XI ICCEES World Congress

Roma communities and the racialisation of public health compliance during the Covid-19 pandemic

Wed23 Jul03:30pm(15 mins)
Where:
Room 13
Presenter:

Authors

Andreea Carstocea11 European Centre for Minority Issues, Germany

Discussion

Public health measures instituted during the Covid-19 pandemic included both social distancing measures (including lockdowns), as well as personal hygiene measures (i.e., washing hands frequently, using disinfectant, wearing a mask etc), with the purpose of preventing the spread of the corona virus.

I argue that these measures both deepened socio-economic inequalities and reinforced the social exclusion of Roma communities. This article is based on primary data obtained in the course of the project ‘Marginality on the Margins of Europe – The Impact of COVID-19 on Roma Communities in Non-EU Countries in Eastern Europe’, assessing the overall impact of the first wave of the Covid-19 pandemic on Roma communities in Albania, Bosnia and Herzegovina, Moldova, Montenegro, North Macedonia, Serbia, and Ukraine.

Existing spatial deprivation and poor housing quality in many Roma homes limited the extent to which Roma people were able to obey both social distancing rules and the measures regulating personal hygiene. Overcrowded homes, the inability to afford masks or disinfectant, being cut off from utilities etc., hindered compliance with public health regulations. These factors were used to depict entire Roma communities as both lacking in personal hygiene and as non-compliant with public health rules. The narratives constructed in mass-media accentuated the alleged gap between majorities (rule-obeying, clean, ‘pure’), and Roma communities, whose constructedness as lacking in discipline (and hence being ‘ungovernable’) and personal hygiene (the Roma being often described as ‘dirty’) reinforced social identities and socio-economic hierarchies, and so rationalized exclusion.

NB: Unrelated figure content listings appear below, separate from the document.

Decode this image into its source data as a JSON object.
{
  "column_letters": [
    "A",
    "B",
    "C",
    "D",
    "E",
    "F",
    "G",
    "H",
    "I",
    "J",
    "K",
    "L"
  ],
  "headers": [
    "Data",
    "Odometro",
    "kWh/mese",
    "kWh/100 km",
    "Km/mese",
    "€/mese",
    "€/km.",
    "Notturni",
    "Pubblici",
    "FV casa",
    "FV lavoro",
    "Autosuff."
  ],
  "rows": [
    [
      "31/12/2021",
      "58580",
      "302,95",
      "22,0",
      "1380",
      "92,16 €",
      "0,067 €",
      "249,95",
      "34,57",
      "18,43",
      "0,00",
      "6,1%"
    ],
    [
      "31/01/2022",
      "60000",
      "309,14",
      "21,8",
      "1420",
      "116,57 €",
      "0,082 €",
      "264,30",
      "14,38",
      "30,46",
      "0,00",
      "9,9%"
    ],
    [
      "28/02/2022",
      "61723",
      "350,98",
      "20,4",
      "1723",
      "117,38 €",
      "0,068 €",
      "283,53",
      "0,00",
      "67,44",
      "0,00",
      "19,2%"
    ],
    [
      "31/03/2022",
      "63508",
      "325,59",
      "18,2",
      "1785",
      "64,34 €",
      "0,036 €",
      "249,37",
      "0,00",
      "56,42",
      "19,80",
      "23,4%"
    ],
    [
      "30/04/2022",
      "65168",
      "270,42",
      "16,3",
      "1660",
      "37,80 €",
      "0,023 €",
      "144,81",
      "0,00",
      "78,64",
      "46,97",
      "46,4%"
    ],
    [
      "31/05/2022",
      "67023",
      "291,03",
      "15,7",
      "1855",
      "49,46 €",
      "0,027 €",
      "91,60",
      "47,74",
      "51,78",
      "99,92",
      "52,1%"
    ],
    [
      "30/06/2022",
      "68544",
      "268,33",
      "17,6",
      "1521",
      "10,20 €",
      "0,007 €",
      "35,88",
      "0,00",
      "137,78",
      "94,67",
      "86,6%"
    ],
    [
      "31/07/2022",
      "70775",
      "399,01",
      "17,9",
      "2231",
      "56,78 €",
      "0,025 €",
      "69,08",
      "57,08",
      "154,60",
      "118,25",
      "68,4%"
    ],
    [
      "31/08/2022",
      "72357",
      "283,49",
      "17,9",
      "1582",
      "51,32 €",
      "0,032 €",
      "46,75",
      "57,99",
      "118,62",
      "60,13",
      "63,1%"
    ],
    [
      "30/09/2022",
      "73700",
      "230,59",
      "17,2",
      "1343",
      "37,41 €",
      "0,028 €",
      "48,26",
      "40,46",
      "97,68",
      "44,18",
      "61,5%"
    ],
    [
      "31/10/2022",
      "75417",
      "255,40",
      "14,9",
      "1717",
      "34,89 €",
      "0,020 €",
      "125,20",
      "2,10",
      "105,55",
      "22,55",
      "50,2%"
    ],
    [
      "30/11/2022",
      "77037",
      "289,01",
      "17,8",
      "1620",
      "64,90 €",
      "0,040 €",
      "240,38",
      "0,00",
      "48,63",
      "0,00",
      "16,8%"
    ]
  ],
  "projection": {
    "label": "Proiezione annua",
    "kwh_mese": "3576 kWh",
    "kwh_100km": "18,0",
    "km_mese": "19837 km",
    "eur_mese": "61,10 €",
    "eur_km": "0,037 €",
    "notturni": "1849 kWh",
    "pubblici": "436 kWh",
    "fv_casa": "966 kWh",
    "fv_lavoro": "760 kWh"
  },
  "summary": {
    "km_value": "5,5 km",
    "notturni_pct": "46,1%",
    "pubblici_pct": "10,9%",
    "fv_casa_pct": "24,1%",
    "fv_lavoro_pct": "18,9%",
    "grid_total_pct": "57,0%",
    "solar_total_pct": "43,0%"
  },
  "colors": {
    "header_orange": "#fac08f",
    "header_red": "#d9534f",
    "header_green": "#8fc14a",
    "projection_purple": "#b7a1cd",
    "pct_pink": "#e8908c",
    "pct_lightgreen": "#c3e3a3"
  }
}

The consequence was that entire Roma communities found themselves locked, under police or military guard; the interviews carried out described cases where hospitals refused to treat patients of Roma background, due to fears they might carry the virus. Here the boundaries between the discursively ‘clean’ and ‘morally upright’ majorities and the ‘dirty’ and ‘ungovernable’ minorities are not only dramatically reinforced, but take physical form, demonstrating how easily slippage takes place between the exclusion of “dirt” and the exclusion of “dirty people”.